Depuis ce texte, un contexte géopolitique radicalement nouveau est apparu caractérisé par les révoltes arabes et la nouvelle politique intérieure et extérieure russe. Même s'il explique pour une large part les difficultés actuelles de la politique européenne de voisinage, ce contexte nouveau ne doit pas occulter une réflexion sur les succès et les lacunes de cette politique. On peut légitimement s'interroger sur le bien-fondé de ce postulat géographique selon lequel tous les pays limitrophes devraient disposer du même cadre et de la même perspective simplement parce qu'ils sont proches.

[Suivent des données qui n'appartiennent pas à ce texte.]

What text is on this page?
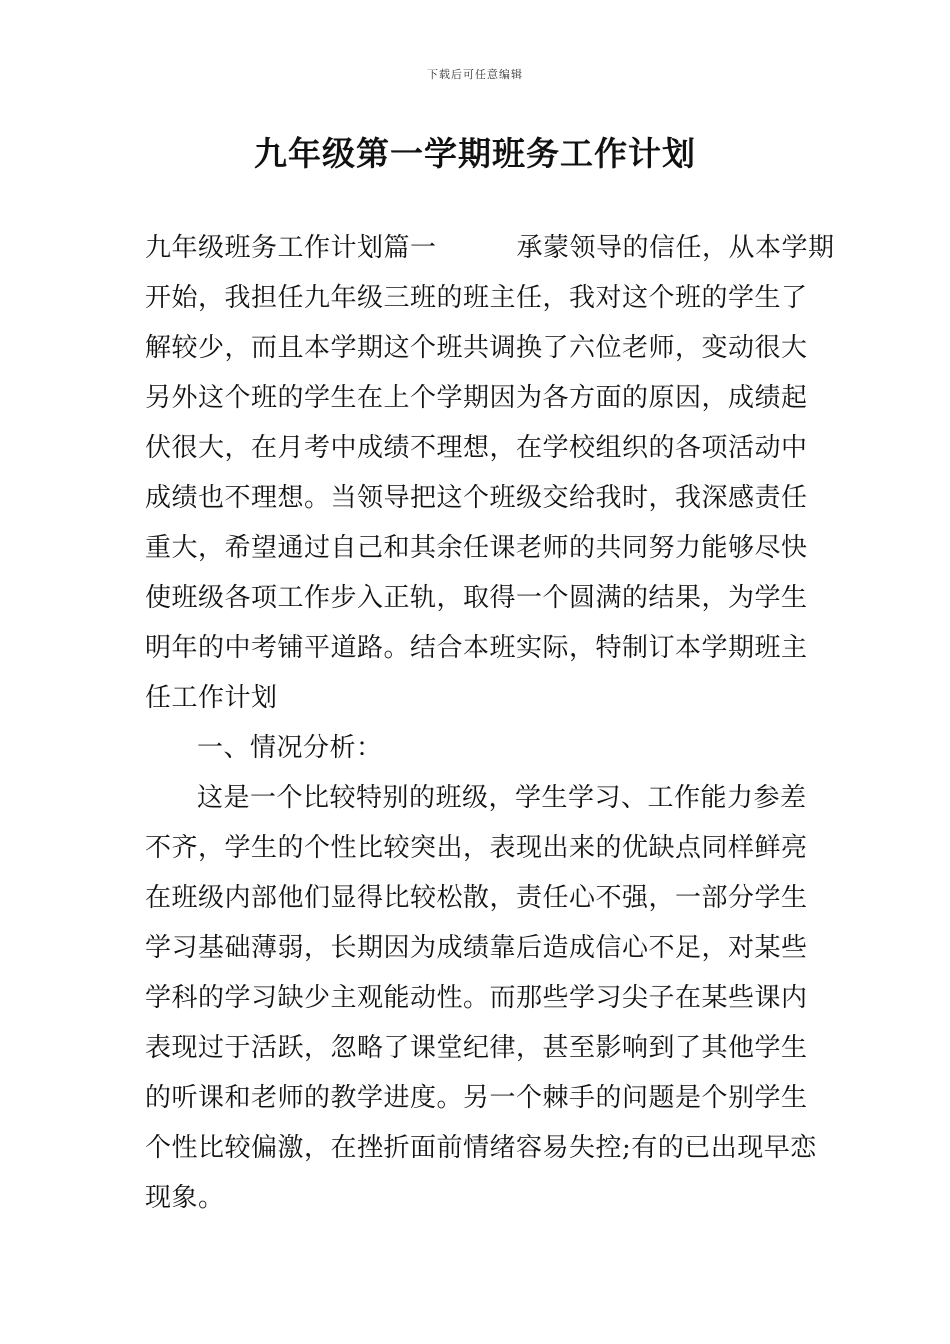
下载后可任意编辑
九年级第一学期班务工作计划
九年级班务工作计划篇一	承蒙领导的信任，从本学期
开始，我担任九年级三班的班主任，我对这个班的学生了
解较少，而且本学期这个班共调换了六位老师，变动很大
另外这个班的学生在上个学期因为各方面的原因，成绩起
伏很大，在月考中成绩不理想，在学校组织的各项活动中
成绩也不理想。当领导把这个班级交给我时，我深感责任
重大，希望通过自己和其余任课老师的共同努力能够尽快
使班级各项工作步入正轨，取得一个圆满的结果，为学生
明年的中考铺平道路。结合本班实际，特制订本学期班主
任工作计划
一、情况分析：
这是一个比较特别的班级，学生学习、工作能力参差
不齐，学生的个性比较突出，表现出来的优缺点同样鲜亮
在班级内部他们显得比较松散，责任心不强，一部分学生
学习基础薄弱，长期因为成绩靠后造成信心不足，对某些
学科的学习缺少主观能动性。而那些学习尖子在某些课内
表现过于活跃，忽略了课堂纪律，甚至影响到了其他学生
的听课和老师的教学进度。另一个棘手的问题是个别学生
个性比较偏激，在挫折面前情绪容易失控;有的已出现早恋
现象。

Un bilan en demi-teinte dont l'UE n'est que partiellement responsable
En termes d'accords signés, le bilan est positif. Depuis 2003, l'Union européenne a signé plusieurs accords majeurs avec ses voisins: des Accords d'association avec l'Ukraine, la Moldavie, la Géorgie, des partenariats pour la mobilité, des accords de facilitation d'octroi de visas, différents accords techniques qui permettent notamment de soutenir des projets d'infrastructures et de partager des savoir-faire.
En termes d'État de droit, le bilan est plus nuancé. Pour ne retenir qu'un seul indicateur, nécessairement partiel, celui de la perception de la corruption, tous les pays du voisinage ont entre 2003 et 2013 reculé dans le classement de Transparency International, sauf la Géorgie. Entre 2007 et 2015, le climat des affaires s'est amélioré dans la plupart des États voisins mais 3 pays seulement figurent en 2015 parmi les 50 pays jugés les plus vertueux en la matière (Géorgie, Israël, Arménie).
En termes d'interactions, le bilan est également positif. Les pays du voisinage sont parmi les premiers demandeurs de visa Schengen. La Russie est de loin le premier pays demandeur. L'Ukraine occupe la deuxième place. La Biélorussie, présentée comme un pays isolé, sollicite davantage de visas Schengen que la Turquie, pays engagé dans des négociations d'adhésion.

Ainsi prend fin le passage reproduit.